Во-вторых, еще легче представить себе, что искусство – хотя и доступное философской мысли – не является все же подходящим предметом для научного исследования в собственном смысле слова. Ибо красота в искусстве обращается к чувству, ощущению, созерцанию, воображению; у нее другая область, чем у мысли, и постижение художественной деятельности и ее продуктов требует иного органа, отличного от научного мышления. Далее, красота в искусстве доставляет нам наслаждение именно свободным характером творчества и образных форм. Создавая произведения искусства или созерцая их, мы как бы далеки от всяких оков, налагаемых правилами. Устав от строгой силы законов и мрачной сосредоточенности мысли, мы ищем покоя и свежести жизни в художественных образах; в противовес царству теней, где правит идея, мы обращаемся к радостной, полнокровной действительности.
Наконец, источником художественных произведений является свободная деятельность фантазии, которая в создании своих воображаемых образов еще более свободна, чем сама природа.
Искусство владеет не только всем богатством естественных форм, сияющих своим красочным многообразием. Оно идет еще дальше и черпает из творческой фантазии, неистощимой в своих собственных созданиях. Перед лицом неизмеримого богатства фантазии и ее свободных произведений мысль как бы теряет мужество и готова отказаться от своей претензии полностью уяснить себе эти образы фантазии, произнести свой приговор над ними и подвести их под всеобщие формулы.

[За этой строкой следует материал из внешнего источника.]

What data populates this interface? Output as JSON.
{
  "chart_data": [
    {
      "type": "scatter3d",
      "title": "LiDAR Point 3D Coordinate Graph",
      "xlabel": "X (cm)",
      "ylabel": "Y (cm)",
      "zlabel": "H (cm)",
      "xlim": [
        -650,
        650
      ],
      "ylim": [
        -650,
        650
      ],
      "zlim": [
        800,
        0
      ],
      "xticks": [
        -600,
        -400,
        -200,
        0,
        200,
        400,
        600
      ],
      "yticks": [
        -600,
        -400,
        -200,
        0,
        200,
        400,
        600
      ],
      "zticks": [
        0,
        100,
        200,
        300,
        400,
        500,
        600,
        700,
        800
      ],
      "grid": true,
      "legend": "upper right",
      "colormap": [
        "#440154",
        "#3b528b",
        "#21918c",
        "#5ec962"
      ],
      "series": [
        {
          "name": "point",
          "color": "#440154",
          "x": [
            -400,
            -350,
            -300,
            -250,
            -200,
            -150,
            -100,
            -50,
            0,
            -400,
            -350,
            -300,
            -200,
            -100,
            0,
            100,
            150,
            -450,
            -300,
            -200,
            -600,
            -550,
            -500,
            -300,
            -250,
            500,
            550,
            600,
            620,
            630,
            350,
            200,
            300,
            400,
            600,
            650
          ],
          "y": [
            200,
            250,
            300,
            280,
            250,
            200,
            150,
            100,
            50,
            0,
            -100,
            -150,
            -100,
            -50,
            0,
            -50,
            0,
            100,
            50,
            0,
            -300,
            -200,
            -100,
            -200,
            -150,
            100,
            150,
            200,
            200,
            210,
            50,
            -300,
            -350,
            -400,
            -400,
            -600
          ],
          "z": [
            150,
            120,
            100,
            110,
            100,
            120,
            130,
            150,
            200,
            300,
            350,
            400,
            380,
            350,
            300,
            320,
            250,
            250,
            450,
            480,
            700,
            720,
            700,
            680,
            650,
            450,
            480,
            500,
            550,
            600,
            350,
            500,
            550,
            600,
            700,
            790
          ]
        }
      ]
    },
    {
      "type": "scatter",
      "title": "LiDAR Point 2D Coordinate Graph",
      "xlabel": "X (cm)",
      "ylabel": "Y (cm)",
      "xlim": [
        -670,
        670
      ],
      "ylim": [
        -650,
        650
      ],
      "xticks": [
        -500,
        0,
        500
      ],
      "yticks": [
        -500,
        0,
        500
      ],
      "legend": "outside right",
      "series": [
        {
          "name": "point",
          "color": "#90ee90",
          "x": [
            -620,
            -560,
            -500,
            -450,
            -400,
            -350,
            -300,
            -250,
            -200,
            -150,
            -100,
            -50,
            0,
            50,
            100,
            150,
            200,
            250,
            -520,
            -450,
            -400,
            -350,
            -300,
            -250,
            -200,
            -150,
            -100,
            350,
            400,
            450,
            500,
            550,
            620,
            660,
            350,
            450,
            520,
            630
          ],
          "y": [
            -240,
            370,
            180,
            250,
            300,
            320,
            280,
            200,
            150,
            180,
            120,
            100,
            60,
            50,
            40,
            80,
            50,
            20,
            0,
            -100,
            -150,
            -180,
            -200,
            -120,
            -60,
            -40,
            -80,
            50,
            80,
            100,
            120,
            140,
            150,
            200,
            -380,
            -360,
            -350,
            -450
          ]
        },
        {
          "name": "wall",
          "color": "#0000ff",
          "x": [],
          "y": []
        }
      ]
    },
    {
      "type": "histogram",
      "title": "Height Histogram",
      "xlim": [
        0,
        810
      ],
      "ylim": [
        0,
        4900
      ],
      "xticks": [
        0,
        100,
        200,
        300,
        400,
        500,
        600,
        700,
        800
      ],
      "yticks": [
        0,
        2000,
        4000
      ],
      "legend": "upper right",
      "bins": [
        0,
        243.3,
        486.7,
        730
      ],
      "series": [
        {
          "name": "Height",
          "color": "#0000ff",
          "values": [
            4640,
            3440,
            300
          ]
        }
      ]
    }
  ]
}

Что же касается науки, то по своей форме, как полагают, она связана с абстрактным мышлением, отвлекающим нас от массы подробностей. Поэтому наука, с одной стороны, исключает воображение, всегда несущее на себе печать случайности и произвола, то есть исключает орган художественной деятельности и художественного наслаждения. С другой стороны, если согласиться с тем, что искусство должно оживить черствую сухость понятия, дополнить его бесцветные абстракции действительной жизнью и примирить понятие с действительностью, покончив с этим разладом, то анализ искусства с точки зрения одной лишь мысли вновь устранит, уничтожит это созданное искусством средство взаимного дополнения и вернет понятие к его бескровной простоте и призрачной абстрактности.